3:30PM May 12, 2009 | Dan Nosowitz

If that sounds like an absolutely insane comparison to you, you’re right. But congratulations to Google, for being more environmentally conscious than the dastardly orange juice and cheeseburger industries.


In response to a lot of allegations that its massive data centres emit tons of CO2, Google came up with this little chart to show how much better for the environment they are than totally irrelevant products from mostly irrelevant industries. Starting off with the least irrelevant, one printed newspaper is equal to 850 searches, which might actually come up in some kind of new media vs. print debate. But orange juice? Cheeseburgers? Come on, Google. [TechCrunch]


Comments

  • Malcolm lambe

    May 12, 2009 at 9:20 PM

    I’ve just had 26 cheeseburgers visit my blog in the past 10 days. All American cheeseburgers I might add. To a two year old post of gruesome photos of Nikki Catsouras – the 18 year old girl that crashed her father’s Porsche into the Toll-Booth. Unbelievable eh? 400,000 unique visitors in 10 days to my cheesy blog. All from Google Search.

  • Wil

    May 13, 2009 at 1:19 PM

    What about Flash?

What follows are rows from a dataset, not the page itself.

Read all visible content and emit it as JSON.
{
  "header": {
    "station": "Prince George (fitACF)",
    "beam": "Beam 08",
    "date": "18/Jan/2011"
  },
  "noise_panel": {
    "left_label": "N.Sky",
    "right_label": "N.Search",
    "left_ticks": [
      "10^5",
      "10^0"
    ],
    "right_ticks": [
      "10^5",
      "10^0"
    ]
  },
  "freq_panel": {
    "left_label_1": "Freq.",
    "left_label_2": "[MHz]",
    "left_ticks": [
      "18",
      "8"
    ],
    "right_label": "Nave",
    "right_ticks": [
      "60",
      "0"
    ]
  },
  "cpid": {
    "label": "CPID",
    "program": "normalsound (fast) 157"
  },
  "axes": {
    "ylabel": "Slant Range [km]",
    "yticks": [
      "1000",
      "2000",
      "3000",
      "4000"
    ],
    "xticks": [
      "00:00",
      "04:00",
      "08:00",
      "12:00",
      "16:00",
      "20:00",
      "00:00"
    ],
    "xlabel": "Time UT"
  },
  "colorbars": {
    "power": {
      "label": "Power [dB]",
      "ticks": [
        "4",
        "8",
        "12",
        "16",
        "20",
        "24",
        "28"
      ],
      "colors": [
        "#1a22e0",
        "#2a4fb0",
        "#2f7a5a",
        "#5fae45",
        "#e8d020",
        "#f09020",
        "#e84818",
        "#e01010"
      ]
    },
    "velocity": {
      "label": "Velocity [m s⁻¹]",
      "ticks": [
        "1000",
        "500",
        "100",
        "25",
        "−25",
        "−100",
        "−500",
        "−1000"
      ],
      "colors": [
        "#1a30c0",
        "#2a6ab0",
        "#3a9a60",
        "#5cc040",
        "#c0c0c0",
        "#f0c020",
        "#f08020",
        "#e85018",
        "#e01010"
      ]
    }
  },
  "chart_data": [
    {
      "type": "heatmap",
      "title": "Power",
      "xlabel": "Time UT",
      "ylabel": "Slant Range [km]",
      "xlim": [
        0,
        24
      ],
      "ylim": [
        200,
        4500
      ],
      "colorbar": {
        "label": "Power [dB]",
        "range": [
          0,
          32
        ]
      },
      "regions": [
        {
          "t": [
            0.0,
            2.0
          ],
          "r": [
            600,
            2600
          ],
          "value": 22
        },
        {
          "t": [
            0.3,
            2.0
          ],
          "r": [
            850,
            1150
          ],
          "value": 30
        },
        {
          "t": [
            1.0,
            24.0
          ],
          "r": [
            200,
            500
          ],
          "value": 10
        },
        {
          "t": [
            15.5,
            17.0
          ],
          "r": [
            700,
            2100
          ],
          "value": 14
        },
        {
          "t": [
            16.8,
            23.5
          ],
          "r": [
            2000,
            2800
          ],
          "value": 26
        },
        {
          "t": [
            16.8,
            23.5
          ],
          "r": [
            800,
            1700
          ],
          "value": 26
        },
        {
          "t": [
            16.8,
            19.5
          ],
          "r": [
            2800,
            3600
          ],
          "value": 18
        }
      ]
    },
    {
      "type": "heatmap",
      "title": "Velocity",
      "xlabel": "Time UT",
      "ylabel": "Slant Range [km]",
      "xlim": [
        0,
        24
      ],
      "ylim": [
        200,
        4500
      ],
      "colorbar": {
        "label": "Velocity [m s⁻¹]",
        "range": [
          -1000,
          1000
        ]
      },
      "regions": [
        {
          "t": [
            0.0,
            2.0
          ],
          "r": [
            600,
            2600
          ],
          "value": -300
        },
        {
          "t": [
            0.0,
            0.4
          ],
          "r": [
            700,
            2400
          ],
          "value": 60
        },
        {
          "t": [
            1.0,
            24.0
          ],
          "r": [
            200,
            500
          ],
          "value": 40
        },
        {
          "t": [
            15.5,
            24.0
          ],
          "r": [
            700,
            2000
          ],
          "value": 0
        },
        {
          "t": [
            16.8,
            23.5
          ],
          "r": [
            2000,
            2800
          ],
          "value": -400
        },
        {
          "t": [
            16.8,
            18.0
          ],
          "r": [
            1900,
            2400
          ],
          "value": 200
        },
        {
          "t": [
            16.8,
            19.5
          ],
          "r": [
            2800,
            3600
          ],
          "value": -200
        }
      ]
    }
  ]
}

How often do you find a browser with some opened but not current tab running a flash application (hey, even paused U-Tube videos) using 100 percent of the CPU … that’s a fair amount of energy. Multiple that my the millions of machine doing it *for little or no reason* and you’d have a fair whack of money to put towards clean power … and also save the emissions on the wasted energy. Busy waits on computers in the 21st century – why?